Und eine Satire auf die Pro-Putin-Spots im Fernsehen in denen Prominente erklären warum sie für Putin stimmen. Darin sagt Xenia Sobchak, warum sie jetzt doch nicht mehr für die Opposition ist. Die Auflösung kommt dann bei Sekunde 54.
In einigen Kommentaren der vergangenen Wochen habe ich gesagt: Die Protestbewegung der letzten Wochen hat gezeigt, dass der Kaiser Putin in Wirklichkeit nackt ist. Heute würde ich das anders ausdrücken: Zar Putin ist nicht nackt, er trägt den Kampfpanzer der Einsatzpolizei.
Und noch eine Karikatur der "Liga der Wähler" zu der gestrigen gewaltsamen Auflösung der Demonstration am Puschkin-Platz. Die Sonderpolizei OMON hat alle am Platz verbliebenen Demonstranten weggetragen. Und Puschkin sagt dazu: "Halt, ich bin doch ein Denkmal!"
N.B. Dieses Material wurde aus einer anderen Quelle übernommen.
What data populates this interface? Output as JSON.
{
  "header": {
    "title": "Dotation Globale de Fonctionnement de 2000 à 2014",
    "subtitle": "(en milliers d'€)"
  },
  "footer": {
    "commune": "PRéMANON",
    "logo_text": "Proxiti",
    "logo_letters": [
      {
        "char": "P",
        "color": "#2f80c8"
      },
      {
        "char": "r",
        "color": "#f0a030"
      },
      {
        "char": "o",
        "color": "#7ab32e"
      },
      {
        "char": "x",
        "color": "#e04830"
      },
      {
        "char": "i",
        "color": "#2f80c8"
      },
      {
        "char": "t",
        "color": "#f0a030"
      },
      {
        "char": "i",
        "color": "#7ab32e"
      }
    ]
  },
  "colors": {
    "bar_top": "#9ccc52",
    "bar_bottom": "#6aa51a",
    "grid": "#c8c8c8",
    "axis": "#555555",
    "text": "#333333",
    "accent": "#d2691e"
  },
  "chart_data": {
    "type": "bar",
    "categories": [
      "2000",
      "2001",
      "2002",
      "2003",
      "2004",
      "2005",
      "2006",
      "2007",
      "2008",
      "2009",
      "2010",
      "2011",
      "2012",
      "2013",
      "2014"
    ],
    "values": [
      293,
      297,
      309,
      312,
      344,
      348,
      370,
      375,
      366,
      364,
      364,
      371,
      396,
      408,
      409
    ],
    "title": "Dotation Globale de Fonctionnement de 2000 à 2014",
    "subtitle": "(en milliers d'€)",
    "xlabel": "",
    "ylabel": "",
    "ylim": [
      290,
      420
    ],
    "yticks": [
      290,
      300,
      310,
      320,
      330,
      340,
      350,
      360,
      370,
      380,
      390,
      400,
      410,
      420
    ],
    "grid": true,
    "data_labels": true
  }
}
Für Russisch-sprachige Menschen hier eine Analyse des Polizeieinsatzes durch den Buchautor und Geheimdienstexperten Andreij Soldatov. Kurz gefasst: 12.000 Polizisten und Soldaten waren im Einsatz. Sie hatten die schwerste, verfügbare Ausrüstung dabei, waren aber so schlecht geführt, dass es ihnen nicht gelungen ist, die Situation unter Kontrolle zu halten, obwohl es praktisch keinen Widerstand gegeben hat.